How does RAID detect a faulty HD

raidraid1raid5

I have been looking over Raid levels over the past 3 days. And have been weighing up the pro/cons of raid controllers hardware/software. I understand that RAID is not a backup solution and I'm perfectly fine with it, though one question still remains.

How does a RAID controller, even Raid 1 to Raid 6 actually detect that a hard disk drive is failing. The research that I have done have showed that most common hard disk drive manufactures use ECC in their hard disk drive design that is suppose to protect against 1 bit failures to an extent 3 bits.

Though when thinking about this, lets say you have Raid (1) and two hard disk drives that are identical.
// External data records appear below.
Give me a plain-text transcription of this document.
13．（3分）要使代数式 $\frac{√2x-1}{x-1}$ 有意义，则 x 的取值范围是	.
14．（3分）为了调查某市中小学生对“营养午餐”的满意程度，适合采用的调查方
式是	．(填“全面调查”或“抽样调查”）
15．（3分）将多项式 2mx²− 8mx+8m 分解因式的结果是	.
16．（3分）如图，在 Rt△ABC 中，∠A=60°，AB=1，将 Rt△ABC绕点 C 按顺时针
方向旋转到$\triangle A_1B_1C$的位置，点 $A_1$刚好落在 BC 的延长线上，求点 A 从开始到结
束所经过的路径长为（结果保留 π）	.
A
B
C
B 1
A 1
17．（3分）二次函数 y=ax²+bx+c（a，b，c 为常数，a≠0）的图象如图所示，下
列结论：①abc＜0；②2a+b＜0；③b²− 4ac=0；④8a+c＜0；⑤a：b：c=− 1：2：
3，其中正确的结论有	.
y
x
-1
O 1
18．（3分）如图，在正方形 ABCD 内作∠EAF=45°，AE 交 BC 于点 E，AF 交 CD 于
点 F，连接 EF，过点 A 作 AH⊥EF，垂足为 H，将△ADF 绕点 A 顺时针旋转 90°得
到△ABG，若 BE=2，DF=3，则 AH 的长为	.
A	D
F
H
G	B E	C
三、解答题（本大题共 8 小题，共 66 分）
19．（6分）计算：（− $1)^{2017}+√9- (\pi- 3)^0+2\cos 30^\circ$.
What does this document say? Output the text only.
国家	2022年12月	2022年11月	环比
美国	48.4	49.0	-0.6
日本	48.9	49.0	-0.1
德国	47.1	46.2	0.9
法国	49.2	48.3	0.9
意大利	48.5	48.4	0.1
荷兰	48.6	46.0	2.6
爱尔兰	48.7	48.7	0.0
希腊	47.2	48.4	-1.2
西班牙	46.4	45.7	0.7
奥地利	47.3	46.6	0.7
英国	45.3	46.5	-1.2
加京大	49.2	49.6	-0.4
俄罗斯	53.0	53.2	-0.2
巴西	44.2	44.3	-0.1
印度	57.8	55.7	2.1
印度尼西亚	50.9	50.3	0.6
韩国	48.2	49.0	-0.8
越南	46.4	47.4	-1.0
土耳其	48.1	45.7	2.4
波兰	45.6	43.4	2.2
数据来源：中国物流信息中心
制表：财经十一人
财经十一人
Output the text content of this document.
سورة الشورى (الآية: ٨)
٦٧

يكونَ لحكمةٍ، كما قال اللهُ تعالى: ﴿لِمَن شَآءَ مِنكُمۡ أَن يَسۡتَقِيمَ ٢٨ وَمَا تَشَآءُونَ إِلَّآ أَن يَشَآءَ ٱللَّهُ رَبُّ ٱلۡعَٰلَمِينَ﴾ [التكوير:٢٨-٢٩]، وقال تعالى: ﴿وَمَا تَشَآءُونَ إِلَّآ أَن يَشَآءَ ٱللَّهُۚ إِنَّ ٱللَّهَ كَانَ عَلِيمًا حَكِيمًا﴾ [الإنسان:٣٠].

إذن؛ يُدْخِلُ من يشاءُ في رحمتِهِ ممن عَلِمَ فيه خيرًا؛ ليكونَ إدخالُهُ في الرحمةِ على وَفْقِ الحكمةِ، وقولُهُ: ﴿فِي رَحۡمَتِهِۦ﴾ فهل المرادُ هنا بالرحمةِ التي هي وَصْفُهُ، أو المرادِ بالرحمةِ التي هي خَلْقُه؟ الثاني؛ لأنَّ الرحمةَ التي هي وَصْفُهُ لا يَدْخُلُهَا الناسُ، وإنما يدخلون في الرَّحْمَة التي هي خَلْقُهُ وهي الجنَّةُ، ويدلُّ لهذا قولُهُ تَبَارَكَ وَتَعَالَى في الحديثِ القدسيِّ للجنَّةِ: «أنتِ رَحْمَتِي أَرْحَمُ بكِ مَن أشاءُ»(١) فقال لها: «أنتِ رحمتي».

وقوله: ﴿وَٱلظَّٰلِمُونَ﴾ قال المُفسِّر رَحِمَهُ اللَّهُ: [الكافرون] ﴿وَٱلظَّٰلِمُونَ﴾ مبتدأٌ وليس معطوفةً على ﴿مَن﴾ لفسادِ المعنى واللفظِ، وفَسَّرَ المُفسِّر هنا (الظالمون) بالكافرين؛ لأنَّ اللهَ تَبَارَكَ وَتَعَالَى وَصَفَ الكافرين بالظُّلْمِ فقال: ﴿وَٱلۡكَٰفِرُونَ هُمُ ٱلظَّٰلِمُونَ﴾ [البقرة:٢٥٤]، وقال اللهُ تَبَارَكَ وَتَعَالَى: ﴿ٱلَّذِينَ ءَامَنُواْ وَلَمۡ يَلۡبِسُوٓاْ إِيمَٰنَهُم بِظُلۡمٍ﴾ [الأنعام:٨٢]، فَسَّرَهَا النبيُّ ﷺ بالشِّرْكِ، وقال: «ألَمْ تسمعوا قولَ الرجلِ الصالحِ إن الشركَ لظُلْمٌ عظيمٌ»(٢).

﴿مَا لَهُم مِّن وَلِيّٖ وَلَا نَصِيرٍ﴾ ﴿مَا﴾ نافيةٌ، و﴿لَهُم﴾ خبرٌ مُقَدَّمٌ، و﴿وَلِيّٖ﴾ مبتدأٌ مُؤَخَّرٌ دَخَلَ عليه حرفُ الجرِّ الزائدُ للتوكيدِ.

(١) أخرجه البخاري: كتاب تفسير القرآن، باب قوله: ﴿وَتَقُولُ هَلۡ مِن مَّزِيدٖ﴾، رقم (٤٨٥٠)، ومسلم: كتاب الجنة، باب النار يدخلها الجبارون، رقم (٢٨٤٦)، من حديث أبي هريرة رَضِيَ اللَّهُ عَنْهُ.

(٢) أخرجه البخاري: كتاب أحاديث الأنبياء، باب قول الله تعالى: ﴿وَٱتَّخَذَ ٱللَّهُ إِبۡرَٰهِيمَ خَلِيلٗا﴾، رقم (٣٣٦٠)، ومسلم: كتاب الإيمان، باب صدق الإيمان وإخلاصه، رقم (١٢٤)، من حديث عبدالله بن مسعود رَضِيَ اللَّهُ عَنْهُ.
Lets say, data is read from drive 0, and also at the same time from drive 1. Though drive 1 reports a ECC read failure to the Raid Controller.

Now this is the big question, with hardware raid what would the Raid controller do? Its got a signal from the hard disk that the read failed. It can report the hard disk drive as faulty and need replacing.

Does the Raid Controller Seeks to a different hard disk drive for the data until it gets a successfully read from the drive. (Yes, a drive can report read correct and the data can still be corrupted, and RAID does not check polarity or ECC on read)

Best Answer

I asked a NetApp engineer who was giving us a talk this very question. His answer, more or less, was:

Nobody reads the checksums on reads. There's no point. Reading a checksum means you have to read the entire slice plus checksum, then compute the checksum to verify you have the correct data. Plus the orthoganal checksum if you are running RAID-6 or whatever. It is a total performance killer because it breaks the ability to randomly seek to totally different sectors on different disks at the same time. Similarly, almost nobody reads both sides of a mirror in RAID-1 because if you only read one side you can alternate which side of the mirror you read from so that you get faster throughput, and if you suddenly have a mismatch, which disk do you take as correct and which do you take as broken? All modern RAID systems depend on the on-disk controllers to signal the RAID controller that they are in distress (through SMART or the like), at which point that disk is almost always kicked out of the array. Checksums are used for rebuilding arrays, not for read-verification.